Menurut Injil itu, Yesus berkata pada para imam Yahudi bahwa Ia bukan Mesias dan bahwa Muhammad adalah mesias. Ini berarti penyangkalan atas eksisitensi Mesias, yang sebenarnya Yesus Kristus, dan menjadikan Yesus dan Muhammad seakan satu, orang yang sama.

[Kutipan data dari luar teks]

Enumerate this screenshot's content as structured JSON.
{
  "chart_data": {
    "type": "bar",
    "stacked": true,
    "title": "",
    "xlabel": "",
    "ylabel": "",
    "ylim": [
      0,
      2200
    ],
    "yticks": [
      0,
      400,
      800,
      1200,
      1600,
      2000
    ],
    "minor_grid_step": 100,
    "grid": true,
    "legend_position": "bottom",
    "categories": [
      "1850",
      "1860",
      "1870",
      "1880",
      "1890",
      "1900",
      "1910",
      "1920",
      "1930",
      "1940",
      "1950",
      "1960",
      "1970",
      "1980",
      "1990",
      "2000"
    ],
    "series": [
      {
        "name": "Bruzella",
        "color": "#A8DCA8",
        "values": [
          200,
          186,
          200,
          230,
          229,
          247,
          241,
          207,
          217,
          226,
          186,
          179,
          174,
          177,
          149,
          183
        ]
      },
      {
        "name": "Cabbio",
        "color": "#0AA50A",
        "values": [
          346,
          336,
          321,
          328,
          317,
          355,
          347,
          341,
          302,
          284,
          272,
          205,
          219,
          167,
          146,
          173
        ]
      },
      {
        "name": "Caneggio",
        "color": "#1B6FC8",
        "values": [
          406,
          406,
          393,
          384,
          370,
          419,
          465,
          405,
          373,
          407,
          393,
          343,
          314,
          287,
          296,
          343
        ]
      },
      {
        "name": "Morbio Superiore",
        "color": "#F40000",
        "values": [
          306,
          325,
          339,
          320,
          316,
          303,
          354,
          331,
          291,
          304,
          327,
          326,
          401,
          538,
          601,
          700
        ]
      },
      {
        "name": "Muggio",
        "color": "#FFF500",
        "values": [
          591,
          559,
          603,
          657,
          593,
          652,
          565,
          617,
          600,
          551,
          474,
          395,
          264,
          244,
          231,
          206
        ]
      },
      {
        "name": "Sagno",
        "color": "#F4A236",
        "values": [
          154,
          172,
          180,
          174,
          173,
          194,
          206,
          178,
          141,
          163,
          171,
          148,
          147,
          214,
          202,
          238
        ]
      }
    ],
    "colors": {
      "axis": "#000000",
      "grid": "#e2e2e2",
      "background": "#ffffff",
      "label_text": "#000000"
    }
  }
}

Kitab tersebut juga mengandung informasi yang tidak memiliki kredibilitas historis, seperti adanya tiga pasukan yang masing-masing terdiri dari 200.000 prajurit di Palestina, sedangkan keseluruhan populasi Palestina 2000 tahun lalu bahkan tidak mencapai 200.000. Selain itu, Palestina diduduki Roma saat itu, dan mustahil Palestina diizinkan memiliki pasukannya sendiri.
Kalimat terakhir dalam Bab 217 berkata bahwa 100 pound batu ditempatkan di tubuh Kristus. Ini mengkonfirmasi bahwa ‘Alkitab’ tersebut ditulis baru-baru ini, karena yang pertama kali menggunakan pound sebagai unit pengukuran berat adalah Ottoman bersama Itali dan Spanyol dan eksperimen mereka, yang mana tidak dikenal di masa Yesus.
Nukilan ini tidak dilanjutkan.